The protesters were calling on Amnesty to issue a statement condemning Turkey’s treatment of imprisoned Kurdistan Workers’ Party (PKK) founder Abdullah Ocalan.

The organisation has refused to do this, though it supported Turkey’s authoritarian president Recep Tayyip Erdogan when he was imprisoned in the 1990s.

The activists were drawn from the London Kurdish Community Centre, the Migrant Workers’ Association (Gik-Der), the Socialist Women’s Union and the Kurdish People’s Assembly.

During their three-day occupation of the lobby, the activists reported that Amnesty denied them access to toilets and fresh air.

Ali Has, a solicitor for 10 of the arrestees, told the Morning Star: “Amnesty should think long and hard as now this will affect its image as a human-rights defender.

“Not only have they mistreated the protesters, their right to peaceful protest and human dignity, but they have now effectively excluded a vulnerable section of the community, namely the Kurdish people, from being able to access it.

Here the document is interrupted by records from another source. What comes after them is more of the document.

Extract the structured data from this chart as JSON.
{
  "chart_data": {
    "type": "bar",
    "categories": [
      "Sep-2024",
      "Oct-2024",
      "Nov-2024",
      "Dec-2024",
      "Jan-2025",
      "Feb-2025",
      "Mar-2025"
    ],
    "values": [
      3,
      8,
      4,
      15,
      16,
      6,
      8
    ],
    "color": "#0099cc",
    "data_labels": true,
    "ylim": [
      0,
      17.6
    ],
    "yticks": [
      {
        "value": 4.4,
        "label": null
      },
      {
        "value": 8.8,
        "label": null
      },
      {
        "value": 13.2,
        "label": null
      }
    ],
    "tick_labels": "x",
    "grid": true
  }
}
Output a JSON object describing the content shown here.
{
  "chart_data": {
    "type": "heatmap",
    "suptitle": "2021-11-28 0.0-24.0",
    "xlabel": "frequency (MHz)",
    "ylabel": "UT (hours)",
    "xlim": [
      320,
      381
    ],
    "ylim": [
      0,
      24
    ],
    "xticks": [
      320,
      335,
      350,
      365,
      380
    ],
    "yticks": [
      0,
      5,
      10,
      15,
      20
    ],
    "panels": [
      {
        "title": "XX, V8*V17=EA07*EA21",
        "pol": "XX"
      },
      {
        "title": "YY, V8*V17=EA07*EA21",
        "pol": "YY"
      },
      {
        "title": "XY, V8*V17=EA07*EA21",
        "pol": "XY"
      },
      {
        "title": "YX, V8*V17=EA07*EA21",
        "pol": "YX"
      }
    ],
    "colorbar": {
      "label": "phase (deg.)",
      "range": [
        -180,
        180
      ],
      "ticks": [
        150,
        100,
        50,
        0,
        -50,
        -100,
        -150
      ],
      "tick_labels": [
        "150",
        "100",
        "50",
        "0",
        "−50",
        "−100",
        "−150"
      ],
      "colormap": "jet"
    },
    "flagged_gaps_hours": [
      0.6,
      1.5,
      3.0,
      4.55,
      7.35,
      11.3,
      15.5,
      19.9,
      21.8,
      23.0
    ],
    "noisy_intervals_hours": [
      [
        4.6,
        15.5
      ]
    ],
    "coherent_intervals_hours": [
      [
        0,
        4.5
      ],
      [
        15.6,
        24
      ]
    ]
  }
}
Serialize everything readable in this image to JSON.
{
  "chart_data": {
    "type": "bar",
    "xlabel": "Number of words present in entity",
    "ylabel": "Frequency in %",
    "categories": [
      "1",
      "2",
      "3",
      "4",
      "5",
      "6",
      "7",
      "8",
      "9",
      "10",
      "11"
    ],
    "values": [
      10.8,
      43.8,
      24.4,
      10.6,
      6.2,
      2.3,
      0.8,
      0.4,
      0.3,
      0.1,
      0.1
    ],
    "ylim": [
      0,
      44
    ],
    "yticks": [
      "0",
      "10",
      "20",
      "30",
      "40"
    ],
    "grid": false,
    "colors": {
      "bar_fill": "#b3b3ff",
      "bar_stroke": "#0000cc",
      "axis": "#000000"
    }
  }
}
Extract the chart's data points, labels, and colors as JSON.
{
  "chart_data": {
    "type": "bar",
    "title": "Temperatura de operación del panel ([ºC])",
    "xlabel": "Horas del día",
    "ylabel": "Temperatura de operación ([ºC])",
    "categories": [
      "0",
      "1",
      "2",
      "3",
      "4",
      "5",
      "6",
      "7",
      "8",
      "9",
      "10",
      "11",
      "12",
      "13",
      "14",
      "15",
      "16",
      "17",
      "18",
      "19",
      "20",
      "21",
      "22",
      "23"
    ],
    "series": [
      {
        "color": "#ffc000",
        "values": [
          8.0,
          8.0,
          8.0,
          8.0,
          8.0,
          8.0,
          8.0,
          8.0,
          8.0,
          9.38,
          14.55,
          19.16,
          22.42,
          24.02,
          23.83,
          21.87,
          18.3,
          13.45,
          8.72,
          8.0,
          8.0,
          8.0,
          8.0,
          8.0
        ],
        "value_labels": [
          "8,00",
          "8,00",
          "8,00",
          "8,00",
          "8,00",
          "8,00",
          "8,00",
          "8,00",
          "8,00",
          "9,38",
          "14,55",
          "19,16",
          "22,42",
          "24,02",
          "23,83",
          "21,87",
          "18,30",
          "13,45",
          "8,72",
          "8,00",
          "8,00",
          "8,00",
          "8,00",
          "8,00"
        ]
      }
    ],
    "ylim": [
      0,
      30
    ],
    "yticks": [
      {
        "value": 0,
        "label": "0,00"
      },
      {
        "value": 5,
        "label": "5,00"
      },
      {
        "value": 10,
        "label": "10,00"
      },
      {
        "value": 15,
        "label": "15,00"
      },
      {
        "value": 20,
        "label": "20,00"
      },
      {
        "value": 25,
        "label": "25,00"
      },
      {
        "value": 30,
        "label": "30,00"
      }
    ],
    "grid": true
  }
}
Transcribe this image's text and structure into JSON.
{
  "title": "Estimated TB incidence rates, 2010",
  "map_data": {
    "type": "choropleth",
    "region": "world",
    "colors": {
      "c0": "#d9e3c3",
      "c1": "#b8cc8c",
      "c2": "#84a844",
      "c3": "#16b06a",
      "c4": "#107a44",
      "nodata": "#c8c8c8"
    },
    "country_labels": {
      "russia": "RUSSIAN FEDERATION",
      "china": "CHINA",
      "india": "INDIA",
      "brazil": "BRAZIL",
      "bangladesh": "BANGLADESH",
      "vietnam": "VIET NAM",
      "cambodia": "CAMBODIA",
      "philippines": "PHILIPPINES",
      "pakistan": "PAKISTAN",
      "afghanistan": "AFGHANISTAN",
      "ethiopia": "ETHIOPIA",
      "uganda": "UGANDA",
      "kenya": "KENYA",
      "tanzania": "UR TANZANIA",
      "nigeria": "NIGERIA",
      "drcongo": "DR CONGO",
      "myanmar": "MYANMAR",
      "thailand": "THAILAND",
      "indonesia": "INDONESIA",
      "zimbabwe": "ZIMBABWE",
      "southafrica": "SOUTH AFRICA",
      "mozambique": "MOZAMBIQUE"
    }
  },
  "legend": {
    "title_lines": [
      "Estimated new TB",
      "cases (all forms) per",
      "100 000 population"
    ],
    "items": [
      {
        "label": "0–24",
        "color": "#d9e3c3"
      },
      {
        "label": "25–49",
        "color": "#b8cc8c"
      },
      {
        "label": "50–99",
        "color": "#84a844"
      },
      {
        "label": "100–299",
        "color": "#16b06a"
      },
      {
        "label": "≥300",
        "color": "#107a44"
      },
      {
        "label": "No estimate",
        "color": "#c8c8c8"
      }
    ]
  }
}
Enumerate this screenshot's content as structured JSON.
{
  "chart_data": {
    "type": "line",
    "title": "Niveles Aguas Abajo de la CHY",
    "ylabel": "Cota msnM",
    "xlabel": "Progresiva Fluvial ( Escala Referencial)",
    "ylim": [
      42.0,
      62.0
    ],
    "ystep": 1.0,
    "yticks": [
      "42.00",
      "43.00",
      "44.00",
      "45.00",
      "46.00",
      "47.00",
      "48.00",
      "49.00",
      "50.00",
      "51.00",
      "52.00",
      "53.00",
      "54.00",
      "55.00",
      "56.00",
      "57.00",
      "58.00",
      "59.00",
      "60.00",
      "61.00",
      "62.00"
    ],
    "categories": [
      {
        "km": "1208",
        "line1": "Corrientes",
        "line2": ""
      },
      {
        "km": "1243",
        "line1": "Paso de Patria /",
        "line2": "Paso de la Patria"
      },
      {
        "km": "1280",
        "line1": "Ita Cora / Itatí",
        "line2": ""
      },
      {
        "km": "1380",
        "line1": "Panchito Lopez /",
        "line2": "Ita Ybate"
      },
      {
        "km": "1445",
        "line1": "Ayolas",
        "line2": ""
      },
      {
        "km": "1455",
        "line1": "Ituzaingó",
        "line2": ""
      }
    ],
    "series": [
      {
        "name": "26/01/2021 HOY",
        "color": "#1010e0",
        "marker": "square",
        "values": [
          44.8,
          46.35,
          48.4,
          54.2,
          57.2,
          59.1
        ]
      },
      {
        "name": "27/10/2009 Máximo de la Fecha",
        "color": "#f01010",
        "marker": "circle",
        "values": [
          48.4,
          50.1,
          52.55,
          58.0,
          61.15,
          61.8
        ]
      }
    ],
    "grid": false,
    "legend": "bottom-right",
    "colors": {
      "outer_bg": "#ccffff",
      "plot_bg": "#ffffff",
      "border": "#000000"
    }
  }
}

“The clear message being that Amnesty will not stand up for the human rights of the Kurdish people and their ongoing struggle for the right to live peacefully, with dignity and as a people.”

The British Alevi Federation said Amnesty’s behaviour “needs to be exposed to the whole world.”

“While we as oppressed communities would expect support from such organisations, we have seen that these organisations have become institutions and officers of international persecution.”

In a statement Amnesty said: “This entire episode has been deeply disturbing.”